In our study, two readers showed low diagnostic accuracy, ranging from 33.3% to 58.3%, for the evaluation of tumor extent of hilar cancer, whereas the diagnostic accuracy for the evaluation of tumor extent of CBD cancer was high in both readers. The most common reason for inaccurate preoperative assessment with MDCT was underestimation of the proximal ductal tumor extent. Assessment of tumor extension along the bile duct is not promising, even with multiphasic MDCT. Percutaneous transhepatic cholangiography or endoscopic retrograde cholangiography still remains the “gold standard” for the preoperative assessment of ductal involvement in the MDCT era.
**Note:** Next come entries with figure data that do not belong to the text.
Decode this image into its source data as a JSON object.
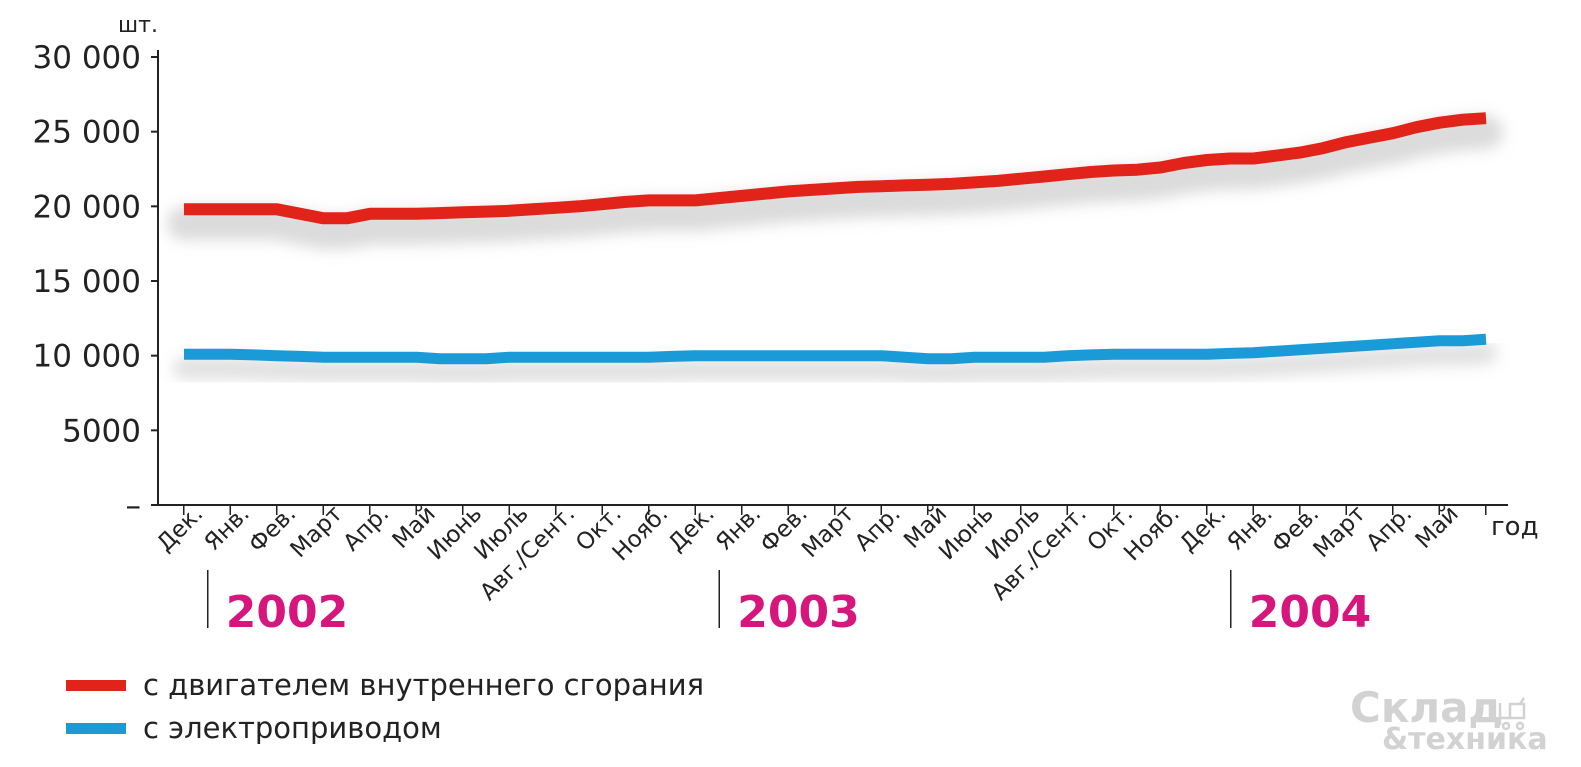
{
  "chart_data": {
    "type": "line",
    "ylabel": "шт.",
    "xlabel": "год",
    "ylim": [
      0,
      30000
    ],
    "y_ticks": [
      {
        "value": 30000,
        "label": "30 000"
      },
      {
        "value": 25000,
        "label": "25 000"
      },
      {
        "value": 20000,
        "label": "20 000"
      },
      {
        "value": 15000,
        "label": "15 000"
      },
      {
        "value": 10000,
        "label": "10 000"
      },
      {
        "value": 5000,
        "label": "5000"
      },
      {
        "value": 0,
        "label": "–"
      }
    ],
    "categories": [
      "Дек.",
      "Янв.",
      "Фев.",
      "Март",
      "Апр.",
      "Май",
      "Июнь",
      "Июль",
      "Авг./Сент.",
      "Окт.",
      "Нояб.",
      "Дек.",
      "Янв.",
      "Фев.",
      "Март",
      "Апр.",
      "Май",
      "Июнь",
      "Июль",
      "Авг./Сент.",
      "Окт.",
      "Нояб.",
      "Дек.",
      "Янв.",
      "Фев.",
      "Март",
      "Апр.",
      "Май"
    ],
    "year_groups": [
      {
        "label": "2002",
        "start_index": 1
      },
      {
        "label": "2003",
        "start_index": 12
      },
      {
        "label": "2004",
        "start_index": 23
      }
    ],
    "series": [
      {
        "name": "с двигателем внутреннего сгорания",
        "color": "#e2231a",
        "x": [
          0,
          0.5,
          1,
          1.5,
          2,
          2.5,
          3,
          3.5,
          4,
          4.5,
          5,
          5.5,
          6,
          6.5,
          7,
          7.5,
          8,
          8.5,
          9,
          9.5,
          10,
          10.5,
          11,
          11.5,
          12,
          12.5,
          13,
          13.5,
          14,
          14.5,
          15,
          15.5,
          16,
          16.5,
          17,
          17.5,
          18,
          18.5,
          19,
          19.5,
          20,
          20.5,
          21,
          21.5,
          22,
          22.5,
          23,
          23.5,
          24,
          24.5,
          25,
          25.5,
          26,
          26.5,
          27,
          27.5,
          28
        ],
        "values": [
          19800,
          19800,
          19800,
          19800,
          19800,
          19500,
          19200,
          19200,
          19500,
          19500,
          19500,
          19550,
          19600,
          19650,
          19700,
          19800,
          19900,
          20000,
          20150,
          20300,
          20400,
          20400,
          20400,
          20550,
          20700,
          20850,
          21000,
          21100,
          21200,
          21300,
          21350,
          21400,
          21450,
          21500,
          21600,
          21700,
          21850,
          22000,
          22150,
          22300,
          22400,
          22450,
          22600,
          22900,
          23100,
          23200,
          23200,
          23400,
          23600,
          23900,
          24300,
          24600,
          24900,
          25300,
          25600,
          25800,
          25900
        ]
      },
      {
        "name": "с электроприводом",
        "color": "#1a9ad7",
        "x": [
          0,
          0.5,
          1,
          1.5,
          2,
          2.5,
          3,
          3.5,
          4,
          4.5,
          5,
          5.5,
          6,
          6.5,
          7,
          7.5,
          8,
          8.5,
          9,
          9.5,
          10,
          10.5,
          11,
          11.5,
          12,
          12.5,
          13,
          13.5,
          14,
          14.5,
          15,
          15.5,
          16,
          16.5,
          17,
          17.5,
          18,
          18.5,
          19,
          19.5,
          20,
          20.5,
          21,
          21.5,
          22,
          22.5,
          23,
          23.5,
          24,
          24.5,
          25,
          25.5,
          26,
          26.5,
          27,
          27.5,
          28
        ],
        "values": [
          10100,
          10100,
          10100,
          10050,
          10000,
          9950,
          9900,
          9900,
          9900,
          9900,
          9900,
          9800,
          9800,
          9800,
          9900,
          9900,
          9900,
          9900,
          9900,
          9900,
          9900,
          9950,
          10000,
          10000,
          10000,
          10000,
          10000,
          10000,
          10000,
          10000,
          10000,
          9900,
          9800,
          9800,
          9900,
          9900,
          9900,
          9900,
          10000,
          10050,
          10100,
          10100,
          10100,
          10100,
          10100,
          10150,
          10200,
          10300,
          10400,
          10500,
          10600,
          10700,
          10800,
          10900,
          11000,
          11000,
          11100
        ]
      }
    ]
  },
  "watermark": {
    "main": "Склад",
    "sub": "&техника"
  }
}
Therefore, a further refined strategy, such as the combined reading of cholangiography and CT, will be needed for accurate biliary ductal evaluation.
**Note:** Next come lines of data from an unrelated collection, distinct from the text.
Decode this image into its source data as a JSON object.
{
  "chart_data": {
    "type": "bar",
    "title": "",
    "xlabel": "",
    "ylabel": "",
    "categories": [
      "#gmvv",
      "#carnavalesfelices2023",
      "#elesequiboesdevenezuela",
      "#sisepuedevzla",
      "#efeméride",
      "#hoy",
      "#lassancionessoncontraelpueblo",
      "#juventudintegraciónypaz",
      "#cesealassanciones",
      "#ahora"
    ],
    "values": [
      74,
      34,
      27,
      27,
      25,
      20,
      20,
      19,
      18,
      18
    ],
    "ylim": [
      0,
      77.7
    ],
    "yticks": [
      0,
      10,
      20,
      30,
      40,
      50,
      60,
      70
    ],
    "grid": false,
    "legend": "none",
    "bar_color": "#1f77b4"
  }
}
For determining tumor resectability, previous reports on the resectability of hilar cholangiocarcinoma using multiphasic helical CT have shown a range of 60–86% with sensitivities of 56–76% [10, 11, 21, 22]. For tumors in the periampullary region, MDCT allows 95% detection of these tumors. In our results, the overall accuracy for resectability ranged from 70.8 to 77.1%. Because of the infiltrating growth pattern of bile duct cancer, its exact proximal extent along the bile duct tends to be underestimated on CT. Therefore, MDCT is not accurate for determining resectability even with MPR images.
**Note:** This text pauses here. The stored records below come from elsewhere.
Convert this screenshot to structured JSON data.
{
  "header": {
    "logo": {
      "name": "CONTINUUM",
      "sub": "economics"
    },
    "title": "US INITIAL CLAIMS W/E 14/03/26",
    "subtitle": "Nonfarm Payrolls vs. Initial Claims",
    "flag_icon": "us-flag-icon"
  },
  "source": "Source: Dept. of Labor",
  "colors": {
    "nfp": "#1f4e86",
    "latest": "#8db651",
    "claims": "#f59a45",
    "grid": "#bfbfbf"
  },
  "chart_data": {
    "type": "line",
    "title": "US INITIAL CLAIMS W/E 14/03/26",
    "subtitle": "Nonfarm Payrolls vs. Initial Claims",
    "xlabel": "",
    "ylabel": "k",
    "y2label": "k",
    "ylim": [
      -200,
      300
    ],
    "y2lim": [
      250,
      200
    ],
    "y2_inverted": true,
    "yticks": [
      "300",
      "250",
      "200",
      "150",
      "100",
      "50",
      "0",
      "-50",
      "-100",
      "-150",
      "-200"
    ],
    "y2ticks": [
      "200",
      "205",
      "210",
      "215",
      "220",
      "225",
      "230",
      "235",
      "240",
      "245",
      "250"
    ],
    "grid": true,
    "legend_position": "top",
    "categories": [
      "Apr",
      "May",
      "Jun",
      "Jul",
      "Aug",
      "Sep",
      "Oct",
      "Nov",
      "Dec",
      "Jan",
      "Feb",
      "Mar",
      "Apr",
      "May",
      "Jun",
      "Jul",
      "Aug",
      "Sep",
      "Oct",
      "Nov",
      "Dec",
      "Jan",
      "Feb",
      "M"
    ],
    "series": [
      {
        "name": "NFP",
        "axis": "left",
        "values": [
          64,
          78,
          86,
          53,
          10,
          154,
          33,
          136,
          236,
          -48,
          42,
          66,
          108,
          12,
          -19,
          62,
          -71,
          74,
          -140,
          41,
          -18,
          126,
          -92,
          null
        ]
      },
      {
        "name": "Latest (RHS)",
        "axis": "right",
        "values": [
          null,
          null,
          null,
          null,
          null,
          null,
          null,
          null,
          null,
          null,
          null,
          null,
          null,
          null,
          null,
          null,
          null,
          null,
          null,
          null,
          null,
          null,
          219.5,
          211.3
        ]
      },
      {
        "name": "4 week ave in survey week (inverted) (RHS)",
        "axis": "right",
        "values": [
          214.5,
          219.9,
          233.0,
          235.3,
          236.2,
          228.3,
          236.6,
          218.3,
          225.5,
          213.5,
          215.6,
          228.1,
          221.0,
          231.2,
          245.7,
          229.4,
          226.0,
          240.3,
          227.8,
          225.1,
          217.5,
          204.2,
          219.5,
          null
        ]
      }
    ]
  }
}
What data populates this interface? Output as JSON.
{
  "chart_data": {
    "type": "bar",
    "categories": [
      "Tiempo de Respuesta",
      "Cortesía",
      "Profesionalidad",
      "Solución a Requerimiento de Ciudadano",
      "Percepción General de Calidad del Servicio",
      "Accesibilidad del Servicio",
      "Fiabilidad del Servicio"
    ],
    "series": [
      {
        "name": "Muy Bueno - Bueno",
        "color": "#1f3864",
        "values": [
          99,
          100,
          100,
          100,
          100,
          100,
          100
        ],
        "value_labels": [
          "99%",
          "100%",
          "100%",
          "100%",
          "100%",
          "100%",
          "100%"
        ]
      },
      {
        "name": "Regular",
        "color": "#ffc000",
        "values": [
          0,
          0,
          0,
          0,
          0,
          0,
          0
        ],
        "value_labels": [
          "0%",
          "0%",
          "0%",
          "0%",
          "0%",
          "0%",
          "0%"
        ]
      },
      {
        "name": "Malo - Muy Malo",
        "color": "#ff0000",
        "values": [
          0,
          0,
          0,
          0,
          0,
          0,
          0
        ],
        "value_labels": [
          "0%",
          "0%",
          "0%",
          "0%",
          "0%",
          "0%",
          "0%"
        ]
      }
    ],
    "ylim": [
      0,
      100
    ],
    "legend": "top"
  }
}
There were several limitations of this study. One possible bias was that because patients with potentially resectable disease underwent surgery, limiting our patient group to surgical patients introduced a selection bias toward resectable disease. However, this selection bias might be reduced to some extent because the readers were informed that some patients who have unresectable criteria on preoperative CT scanning underwent surgery for palliative purposes. The second limitation is that some patients with bile duct cancer have a PTBD catheter inserted before undergoing MDCT. Therefore, bile duct extension could be underestimated. We believe that many tertiary referral hospitals, such as our institution, have the same situation in that as patients with biliary obstruction are referred for biliary drainage, CT scanning is obtained with the biliary drainage catheter still in place. In our results, there was no significant difference for confidence level of tumor extent between the PTBD insertion group and the non-PTBD insertion group. Thirdly, in patients with hilar ductal cancer tumor, extension and vascular invasion of resected liver are not clearly evaluated surgically or pathologically. Because surgeons and pathologists are not concerned with the resected ipsilateral side of the lesion, we cannot obtain a standard of reference for the ipsilateral tumor extension or the vascular invasion. Therefore, we did not have the standard of reference regarding ipsilateral tumor extension and vascular invasion for the hilar bile duct cancer.

In conclusion, the addition of MPR images to the standard axial images does not significantly improve the diagnostic performance of MDCT in the preoperative evaluation of bile duct cancer. Nevertheless, MPRs are still beneficial for the clinicians and radiologists with limited experience in hepatobiliary imaging, and the benefit of MPR should be further investigated prospectively.